Advantages of international pension plans
For people working abroad or outside of their country of residence, international pension plans can be a very attractive option. Below we list the main advantages of having an international pension plan;
- Regardless of where in the world you are, an international pension plan allows you to make contributions in a currency convenient to you and your employer.
- You have the ability to choose how you want to be paid out (Ad hoc lump sum withdrawals or regular monthly, quarterly or annual payments). For many, having the entire sum of their savings paid out at once is deemed a desirable option especially if large once-off expenses are expected in retirement such as purchasing a retirement home. If you are restricted to only taking recurring income payments by your local pension plan, then this is very useful indeed. (Jurisdiction of tax residence in retirement will affect how best to take your pension)
- Your plan can be structured in a way that allows you take full advantage of tax treatments offered in foreign jurisdictions.
- You have access to a broad range of investment options.

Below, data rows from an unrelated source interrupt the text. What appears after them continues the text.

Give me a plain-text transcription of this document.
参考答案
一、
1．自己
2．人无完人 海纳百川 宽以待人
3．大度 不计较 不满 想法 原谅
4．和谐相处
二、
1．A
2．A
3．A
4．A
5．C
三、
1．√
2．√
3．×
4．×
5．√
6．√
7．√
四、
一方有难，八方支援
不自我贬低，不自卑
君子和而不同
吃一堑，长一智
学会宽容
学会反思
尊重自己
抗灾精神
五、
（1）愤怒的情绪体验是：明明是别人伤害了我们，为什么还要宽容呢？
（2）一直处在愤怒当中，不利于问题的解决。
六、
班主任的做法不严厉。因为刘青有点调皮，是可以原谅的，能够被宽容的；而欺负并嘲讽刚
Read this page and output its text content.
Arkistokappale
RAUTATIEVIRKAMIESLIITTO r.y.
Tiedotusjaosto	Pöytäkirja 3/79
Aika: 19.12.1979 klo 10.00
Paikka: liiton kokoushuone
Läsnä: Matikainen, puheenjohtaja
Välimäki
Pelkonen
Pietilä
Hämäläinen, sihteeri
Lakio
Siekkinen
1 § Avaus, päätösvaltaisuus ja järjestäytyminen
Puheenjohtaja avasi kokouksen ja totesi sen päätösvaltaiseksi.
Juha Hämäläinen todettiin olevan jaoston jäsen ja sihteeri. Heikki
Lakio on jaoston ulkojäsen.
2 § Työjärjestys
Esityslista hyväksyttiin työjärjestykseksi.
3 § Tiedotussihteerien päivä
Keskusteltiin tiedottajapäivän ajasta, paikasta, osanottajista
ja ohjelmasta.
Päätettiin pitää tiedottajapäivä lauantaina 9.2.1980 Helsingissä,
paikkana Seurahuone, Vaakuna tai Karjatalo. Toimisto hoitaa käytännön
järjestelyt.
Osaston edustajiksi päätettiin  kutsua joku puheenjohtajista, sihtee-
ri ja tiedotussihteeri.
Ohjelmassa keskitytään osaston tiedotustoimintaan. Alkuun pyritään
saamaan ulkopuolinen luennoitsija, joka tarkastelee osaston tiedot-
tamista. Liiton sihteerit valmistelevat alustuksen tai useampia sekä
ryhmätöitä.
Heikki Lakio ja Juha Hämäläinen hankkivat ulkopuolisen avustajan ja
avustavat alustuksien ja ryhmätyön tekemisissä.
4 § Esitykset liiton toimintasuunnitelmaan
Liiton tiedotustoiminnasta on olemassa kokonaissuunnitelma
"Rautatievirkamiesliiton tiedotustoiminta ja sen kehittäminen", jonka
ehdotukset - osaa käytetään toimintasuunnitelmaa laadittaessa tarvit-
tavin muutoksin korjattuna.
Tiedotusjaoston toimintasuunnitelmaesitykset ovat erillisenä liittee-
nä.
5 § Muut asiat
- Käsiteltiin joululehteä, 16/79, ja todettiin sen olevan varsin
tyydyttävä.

Things to take into consideration when planning retirement
Future expenses, inheritance, retirement destination and tax are all things that you need to take into consideration as they have the potential to have an effect on the outcome of your retirement.
Familiarise yourself with local legislation, costs of living, tax, cost and quality of medical care as well political climate.
Note: it is important to not underestimate the importance of the above as they play a crucial step in ensuring your golden years stay golden and don’t turn to rust later on.
Remember your pension doesn’t have to be from the same place you plan to retire in. A good international pension plan based in a safe offshore jurisdiction invested in a hard currency can be the best investment you make especially if you plan on retiring in a more affordable jurisdiction but that has political or economic instability.
What is the perfect pension plan?
It is nearly impossible to predict what will be the perfect pension plan for an individual as no one really knows what that certain position is going to look like in the future.
In order to assist with this decision, we suggest that you speak to your financial planner in order to make a sound decision and assist you with the planning of your international pension.